Dual and single core Opterons 2GHZ and higher are doing amazing things for
me on even 2-way but 4-way to 8-way with 16 GIG+ memory handling mailbox
numbers way more than yours. Using 64-bit BSD 6.1 and a variety of OS on the
little front-side service (pop/IMAP) delivery units. RED HAT Linux
Enterprise 3+ 64-Bit AMD/Intel64 is also very good for running the MySQL
RDBMS and same with Solaris10/latest. We really know our FBSD so we mess
with it heaviliy and get major numbers and the ultimate stability and
reliability. Out-of-the-box-Linux is near that in performance with higher
overhead and without the stability. In short: the best OS is what you know.
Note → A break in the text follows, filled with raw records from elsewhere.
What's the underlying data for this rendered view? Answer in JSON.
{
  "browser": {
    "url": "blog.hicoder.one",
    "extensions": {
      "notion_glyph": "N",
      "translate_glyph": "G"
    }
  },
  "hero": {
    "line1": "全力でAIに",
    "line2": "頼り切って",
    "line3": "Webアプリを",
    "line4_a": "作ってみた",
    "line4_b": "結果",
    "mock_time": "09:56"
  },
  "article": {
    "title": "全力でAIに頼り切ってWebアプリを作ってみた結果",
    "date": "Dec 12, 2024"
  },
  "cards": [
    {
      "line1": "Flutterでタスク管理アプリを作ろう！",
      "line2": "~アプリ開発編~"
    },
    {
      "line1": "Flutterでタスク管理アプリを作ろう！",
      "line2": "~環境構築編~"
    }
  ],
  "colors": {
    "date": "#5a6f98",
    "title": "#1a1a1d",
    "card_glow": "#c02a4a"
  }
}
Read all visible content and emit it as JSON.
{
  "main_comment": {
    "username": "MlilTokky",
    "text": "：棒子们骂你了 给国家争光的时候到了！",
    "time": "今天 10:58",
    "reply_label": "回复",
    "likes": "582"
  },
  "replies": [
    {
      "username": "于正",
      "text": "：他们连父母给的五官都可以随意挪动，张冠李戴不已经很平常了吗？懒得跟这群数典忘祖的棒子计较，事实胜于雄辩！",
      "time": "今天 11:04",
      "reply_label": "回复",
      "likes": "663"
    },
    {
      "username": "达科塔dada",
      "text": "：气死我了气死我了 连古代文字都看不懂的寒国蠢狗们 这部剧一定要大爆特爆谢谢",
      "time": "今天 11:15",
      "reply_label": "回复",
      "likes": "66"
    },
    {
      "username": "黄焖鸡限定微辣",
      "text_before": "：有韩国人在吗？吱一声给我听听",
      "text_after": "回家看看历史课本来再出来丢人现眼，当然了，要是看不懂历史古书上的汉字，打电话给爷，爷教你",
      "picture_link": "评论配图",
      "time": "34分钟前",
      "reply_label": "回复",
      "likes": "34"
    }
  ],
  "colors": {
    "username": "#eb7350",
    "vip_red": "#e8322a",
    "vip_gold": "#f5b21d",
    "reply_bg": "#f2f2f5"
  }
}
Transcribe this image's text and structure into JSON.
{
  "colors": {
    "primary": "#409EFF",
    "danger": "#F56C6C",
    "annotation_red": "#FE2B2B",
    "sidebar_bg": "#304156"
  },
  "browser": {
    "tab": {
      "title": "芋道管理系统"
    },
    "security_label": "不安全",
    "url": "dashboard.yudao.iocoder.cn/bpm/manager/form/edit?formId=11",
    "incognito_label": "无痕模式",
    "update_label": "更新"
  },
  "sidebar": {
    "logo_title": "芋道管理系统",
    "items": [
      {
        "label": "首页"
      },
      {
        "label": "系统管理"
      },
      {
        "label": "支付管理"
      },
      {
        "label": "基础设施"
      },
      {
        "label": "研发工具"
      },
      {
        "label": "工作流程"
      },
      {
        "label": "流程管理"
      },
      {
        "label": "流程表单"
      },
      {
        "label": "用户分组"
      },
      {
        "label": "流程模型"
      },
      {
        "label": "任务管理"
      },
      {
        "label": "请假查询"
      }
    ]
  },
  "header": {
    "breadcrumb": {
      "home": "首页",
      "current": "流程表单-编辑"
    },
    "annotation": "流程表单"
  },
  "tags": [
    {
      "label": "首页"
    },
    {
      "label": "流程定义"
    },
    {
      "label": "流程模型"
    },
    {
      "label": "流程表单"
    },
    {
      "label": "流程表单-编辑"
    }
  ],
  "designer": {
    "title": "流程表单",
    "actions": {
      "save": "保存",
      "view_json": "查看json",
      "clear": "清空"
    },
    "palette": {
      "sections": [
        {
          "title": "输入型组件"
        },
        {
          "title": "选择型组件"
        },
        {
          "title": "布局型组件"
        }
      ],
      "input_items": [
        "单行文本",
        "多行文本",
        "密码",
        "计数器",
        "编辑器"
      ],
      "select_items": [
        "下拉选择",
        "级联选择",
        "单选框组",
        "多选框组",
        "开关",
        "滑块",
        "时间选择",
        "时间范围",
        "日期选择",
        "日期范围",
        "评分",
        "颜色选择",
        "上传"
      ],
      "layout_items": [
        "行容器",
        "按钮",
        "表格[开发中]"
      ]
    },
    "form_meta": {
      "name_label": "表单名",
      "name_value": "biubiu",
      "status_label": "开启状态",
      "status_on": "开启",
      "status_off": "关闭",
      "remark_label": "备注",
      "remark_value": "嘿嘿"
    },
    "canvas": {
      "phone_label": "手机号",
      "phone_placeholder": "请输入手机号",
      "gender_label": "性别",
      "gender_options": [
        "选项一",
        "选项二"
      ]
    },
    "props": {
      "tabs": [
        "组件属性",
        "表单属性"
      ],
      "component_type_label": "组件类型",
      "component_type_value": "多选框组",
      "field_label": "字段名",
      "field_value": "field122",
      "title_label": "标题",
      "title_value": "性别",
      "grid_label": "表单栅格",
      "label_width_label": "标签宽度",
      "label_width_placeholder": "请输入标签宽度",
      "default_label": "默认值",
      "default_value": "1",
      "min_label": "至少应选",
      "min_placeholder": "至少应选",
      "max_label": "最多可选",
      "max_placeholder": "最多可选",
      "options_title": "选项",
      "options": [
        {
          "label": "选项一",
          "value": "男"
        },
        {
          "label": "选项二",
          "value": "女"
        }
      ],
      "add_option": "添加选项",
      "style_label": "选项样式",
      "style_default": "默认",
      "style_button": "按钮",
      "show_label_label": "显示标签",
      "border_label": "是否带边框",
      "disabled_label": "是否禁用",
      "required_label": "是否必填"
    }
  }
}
The best hardware is 64-bit and fast storage: CPU speed and flavour is what
you know best.
best...
Mike
----- Original Message -----
From: "Martin Hierling" <[EMAIL PROTECTED]>
To: <dbmail@dbmail.org>
Sent: Saturday, July 01, 2006 10:05 AM
Subject: [Dbmail] midrange installation, can dbmail handle this
Hi List,
i considerswitchting from courier-imap to dbmail. My actual mail
traffic is as follows:
7k user accounts
around 5M mails in the maildir folders
around 60G of mails
around 8k new mails per day.
about 10k pop3 logins and 1k imap logins a day
So my question is can dbmail handle this? What size of hardware do i
need? Relay, Anti-Spam/Virus is done bevor on dedicated hardware. So
this is primary mail storrage and imap/pop3 access.